Thomas Pugh, economist at audit, tax and consulting firm RSM UK, said:
The leap in regular pay growth to 4.7% in June, which is miles above the 3%-3.5% that’s consistent with the 2% inflation target, significantly raises the chances that the Monetary Policy Committee (MPC) will go for a second 50 basis point rise in interest rates in September.
Admittedly, total wage growth fell from 6.4% year-on-year in the three months to May to 5.1% y/y in June as bonus payments growth dropped to 10.4%. But bonus payments have been volatile lately and the MPC prefers to look at underlying pay growth, which rose strongly. Indeed, pay growth rose rapidly in every industry except for the public sector.
The number of job vacancies dropped by 19,800 in July, the first quarterly fall since June to August 2020. Indeed, much softer economic growth in the second half of the year, due to the cost-of-living crisis, will dampen demand for labour and ease some of the tightness in the labour market. However, we think the smaller pool of available workers will keep the labour market tight for at least the next couple of years.
The tightness in the labour market was reflected in strong nominal pay growth. However, real total pay growth, which takes inflation into account, fell by 2.5%, suggesting that the cost-of-living crisis took a bigger toll in June. Real wages are likely to fall by around 3% in 2022, which would be the deepest squeeze on spending power on record.
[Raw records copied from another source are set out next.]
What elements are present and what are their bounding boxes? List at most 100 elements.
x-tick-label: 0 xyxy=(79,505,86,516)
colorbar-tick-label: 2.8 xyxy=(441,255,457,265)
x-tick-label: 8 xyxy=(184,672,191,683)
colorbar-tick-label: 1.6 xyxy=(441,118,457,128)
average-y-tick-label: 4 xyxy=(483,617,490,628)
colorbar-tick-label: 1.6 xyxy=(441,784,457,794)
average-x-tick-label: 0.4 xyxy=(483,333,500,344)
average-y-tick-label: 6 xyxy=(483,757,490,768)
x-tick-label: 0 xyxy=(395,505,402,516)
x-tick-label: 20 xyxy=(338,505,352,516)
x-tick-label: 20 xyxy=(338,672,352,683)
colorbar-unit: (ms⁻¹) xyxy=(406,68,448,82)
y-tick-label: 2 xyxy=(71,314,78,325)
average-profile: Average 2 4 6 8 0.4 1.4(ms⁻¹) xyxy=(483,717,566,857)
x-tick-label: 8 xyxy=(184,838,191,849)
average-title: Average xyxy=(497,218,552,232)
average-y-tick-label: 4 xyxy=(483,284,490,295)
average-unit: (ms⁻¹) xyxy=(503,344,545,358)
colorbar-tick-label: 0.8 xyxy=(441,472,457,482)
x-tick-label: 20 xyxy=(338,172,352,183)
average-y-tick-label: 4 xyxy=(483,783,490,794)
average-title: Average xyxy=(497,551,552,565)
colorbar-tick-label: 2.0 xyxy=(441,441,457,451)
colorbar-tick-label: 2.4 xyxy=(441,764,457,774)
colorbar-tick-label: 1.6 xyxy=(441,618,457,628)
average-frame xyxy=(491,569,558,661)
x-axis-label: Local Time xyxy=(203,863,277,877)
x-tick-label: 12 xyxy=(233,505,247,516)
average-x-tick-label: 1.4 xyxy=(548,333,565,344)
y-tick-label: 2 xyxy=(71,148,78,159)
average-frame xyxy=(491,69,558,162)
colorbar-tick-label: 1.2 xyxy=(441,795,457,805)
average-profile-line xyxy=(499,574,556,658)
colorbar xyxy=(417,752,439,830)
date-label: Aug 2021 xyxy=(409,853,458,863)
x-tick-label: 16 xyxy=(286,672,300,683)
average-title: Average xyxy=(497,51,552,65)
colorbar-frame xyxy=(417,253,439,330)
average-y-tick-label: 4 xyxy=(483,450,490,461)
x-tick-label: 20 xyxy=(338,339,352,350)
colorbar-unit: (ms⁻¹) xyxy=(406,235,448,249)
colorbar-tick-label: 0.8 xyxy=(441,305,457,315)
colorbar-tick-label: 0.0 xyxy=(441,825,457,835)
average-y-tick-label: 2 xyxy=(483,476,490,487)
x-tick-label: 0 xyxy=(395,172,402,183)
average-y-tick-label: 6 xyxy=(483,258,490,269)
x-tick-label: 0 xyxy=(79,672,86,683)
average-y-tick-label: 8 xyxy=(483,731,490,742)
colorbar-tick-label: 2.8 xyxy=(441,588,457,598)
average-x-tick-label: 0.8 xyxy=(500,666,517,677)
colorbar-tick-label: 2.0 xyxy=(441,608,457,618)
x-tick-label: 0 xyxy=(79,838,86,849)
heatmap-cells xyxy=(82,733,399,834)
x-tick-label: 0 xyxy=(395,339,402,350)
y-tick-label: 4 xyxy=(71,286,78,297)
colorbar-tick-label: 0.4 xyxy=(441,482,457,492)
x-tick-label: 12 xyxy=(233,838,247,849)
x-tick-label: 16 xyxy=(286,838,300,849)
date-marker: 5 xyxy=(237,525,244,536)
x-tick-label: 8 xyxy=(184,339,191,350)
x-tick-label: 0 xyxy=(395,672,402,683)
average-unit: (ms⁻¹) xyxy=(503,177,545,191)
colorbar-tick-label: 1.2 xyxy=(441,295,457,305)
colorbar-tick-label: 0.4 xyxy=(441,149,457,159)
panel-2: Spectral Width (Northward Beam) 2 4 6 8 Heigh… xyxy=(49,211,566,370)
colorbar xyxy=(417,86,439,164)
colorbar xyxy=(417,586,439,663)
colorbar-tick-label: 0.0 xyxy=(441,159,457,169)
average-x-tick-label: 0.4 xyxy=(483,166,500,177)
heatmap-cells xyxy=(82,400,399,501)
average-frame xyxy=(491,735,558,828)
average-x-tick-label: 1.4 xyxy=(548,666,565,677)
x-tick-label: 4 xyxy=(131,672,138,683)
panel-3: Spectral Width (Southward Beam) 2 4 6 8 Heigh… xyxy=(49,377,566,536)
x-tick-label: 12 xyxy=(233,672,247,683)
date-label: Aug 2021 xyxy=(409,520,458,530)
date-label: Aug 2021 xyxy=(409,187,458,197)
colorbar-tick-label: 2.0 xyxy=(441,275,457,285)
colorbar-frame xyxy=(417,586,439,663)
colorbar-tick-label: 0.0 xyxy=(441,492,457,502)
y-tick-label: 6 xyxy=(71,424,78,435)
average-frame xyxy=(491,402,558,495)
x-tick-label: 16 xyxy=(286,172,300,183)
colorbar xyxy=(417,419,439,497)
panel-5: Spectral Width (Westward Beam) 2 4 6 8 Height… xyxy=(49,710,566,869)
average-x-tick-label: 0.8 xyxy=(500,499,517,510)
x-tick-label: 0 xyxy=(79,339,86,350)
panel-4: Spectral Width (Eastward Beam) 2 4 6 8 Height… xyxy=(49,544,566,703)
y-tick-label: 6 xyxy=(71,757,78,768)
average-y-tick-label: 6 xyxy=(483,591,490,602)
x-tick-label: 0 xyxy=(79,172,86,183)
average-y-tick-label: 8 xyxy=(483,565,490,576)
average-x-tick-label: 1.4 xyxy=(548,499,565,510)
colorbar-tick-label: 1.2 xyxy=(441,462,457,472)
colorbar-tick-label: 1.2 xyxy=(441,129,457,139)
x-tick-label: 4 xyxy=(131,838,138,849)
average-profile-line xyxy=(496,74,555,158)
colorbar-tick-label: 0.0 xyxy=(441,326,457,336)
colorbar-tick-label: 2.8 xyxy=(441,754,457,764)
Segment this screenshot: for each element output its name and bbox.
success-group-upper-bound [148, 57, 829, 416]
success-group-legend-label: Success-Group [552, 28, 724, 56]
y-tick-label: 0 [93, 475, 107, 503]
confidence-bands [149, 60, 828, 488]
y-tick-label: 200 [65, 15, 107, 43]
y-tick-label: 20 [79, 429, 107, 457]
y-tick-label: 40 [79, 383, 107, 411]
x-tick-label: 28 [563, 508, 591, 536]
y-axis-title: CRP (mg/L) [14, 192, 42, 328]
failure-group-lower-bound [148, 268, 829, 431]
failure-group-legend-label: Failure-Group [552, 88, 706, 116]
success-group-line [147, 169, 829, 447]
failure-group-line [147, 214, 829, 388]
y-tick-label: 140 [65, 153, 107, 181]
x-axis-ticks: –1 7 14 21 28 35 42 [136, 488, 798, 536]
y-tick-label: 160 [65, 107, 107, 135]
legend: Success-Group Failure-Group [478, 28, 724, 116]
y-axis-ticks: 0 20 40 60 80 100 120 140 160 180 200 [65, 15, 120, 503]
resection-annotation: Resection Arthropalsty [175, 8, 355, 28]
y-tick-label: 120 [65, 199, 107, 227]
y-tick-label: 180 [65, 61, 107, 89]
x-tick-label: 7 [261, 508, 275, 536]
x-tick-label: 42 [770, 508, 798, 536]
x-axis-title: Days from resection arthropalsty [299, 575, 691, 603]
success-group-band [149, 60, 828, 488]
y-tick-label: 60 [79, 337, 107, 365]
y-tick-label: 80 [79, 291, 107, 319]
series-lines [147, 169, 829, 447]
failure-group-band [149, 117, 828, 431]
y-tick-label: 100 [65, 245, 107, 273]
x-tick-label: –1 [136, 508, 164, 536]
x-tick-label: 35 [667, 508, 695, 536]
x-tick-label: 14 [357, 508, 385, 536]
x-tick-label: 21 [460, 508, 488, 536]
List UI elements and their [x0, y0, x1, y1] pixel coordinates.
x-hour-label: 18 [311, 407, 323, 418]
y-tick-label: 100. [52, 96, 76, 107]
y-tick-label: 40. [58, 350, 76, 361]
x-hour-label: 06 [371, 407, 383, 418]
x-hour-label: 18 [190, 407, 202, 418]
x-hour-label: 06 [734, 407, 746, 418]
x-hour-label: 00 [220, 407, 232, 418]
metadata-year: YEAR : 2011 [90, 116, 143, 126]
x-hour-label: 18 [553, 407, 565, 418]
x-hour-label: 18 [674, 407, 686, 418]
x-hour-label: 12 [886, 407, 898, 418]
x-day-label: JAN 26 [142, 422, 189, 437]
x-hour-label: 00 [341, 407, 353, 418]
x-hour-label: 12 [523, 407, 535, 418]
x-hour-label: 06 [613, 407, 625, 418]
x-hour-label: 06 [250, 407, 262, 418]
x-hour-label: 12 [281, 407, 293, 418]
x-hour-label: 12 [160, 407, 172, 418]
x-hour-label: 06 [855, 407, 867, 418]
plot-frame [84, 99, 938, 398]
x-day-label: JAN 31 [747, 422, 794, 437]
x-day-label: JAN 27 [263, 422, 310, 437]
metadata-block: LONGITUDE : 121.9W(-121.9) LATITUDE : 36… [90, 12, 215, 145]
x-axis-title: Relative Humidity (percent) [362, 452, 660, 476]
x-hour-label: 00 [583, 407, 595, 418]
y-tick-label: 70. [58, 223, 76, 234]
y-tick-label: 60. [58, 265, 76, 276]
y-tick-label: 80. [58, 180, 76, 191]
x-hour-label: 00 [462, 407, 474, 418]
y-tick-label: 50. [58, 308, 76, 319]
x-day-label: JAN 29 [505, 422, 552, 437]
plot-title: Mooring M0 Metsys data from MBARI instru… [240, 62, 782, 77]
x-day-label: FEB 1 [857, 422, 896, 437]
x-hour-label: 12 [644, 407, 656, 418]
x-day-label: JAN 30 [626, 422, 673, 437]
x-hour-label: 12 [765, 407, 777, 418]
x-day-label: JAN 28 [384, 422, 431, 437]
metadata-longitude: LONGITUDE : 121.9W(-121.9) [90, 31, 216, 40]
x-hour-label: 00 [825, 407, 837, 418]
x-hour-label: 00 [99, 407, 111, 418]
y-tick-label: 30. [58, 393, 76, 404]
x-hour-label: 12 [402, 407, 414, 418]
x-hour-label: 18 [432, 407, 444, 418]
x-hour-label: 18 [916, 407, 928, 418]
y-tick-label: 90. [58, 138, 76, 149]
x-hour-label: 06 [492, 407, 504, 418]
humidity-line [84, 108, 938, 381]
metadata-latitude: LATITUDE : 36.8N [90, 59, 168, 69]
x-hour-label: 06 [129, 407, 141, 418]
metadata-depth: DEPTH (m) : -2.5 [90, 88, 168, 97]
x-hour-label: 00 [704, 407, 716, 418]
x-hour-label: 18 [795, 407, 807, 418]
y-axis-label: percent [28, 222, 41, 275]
Ahead of next week’s energy price cap announcement, there is more bad news for workers as real wages fell by a record 3% on the year. With inflation at 9.4%, and the Bank of England predicting it will peak at 13% in early 2024, people across the UK are facing more tough decisions as their regular pay fails to keep pace with rising prices.
The six million workers in severely insecure jobs will be hardest hit and are already running out of options. Many have already tried to find more hours work and cutback spending but continue to face great uncertainty.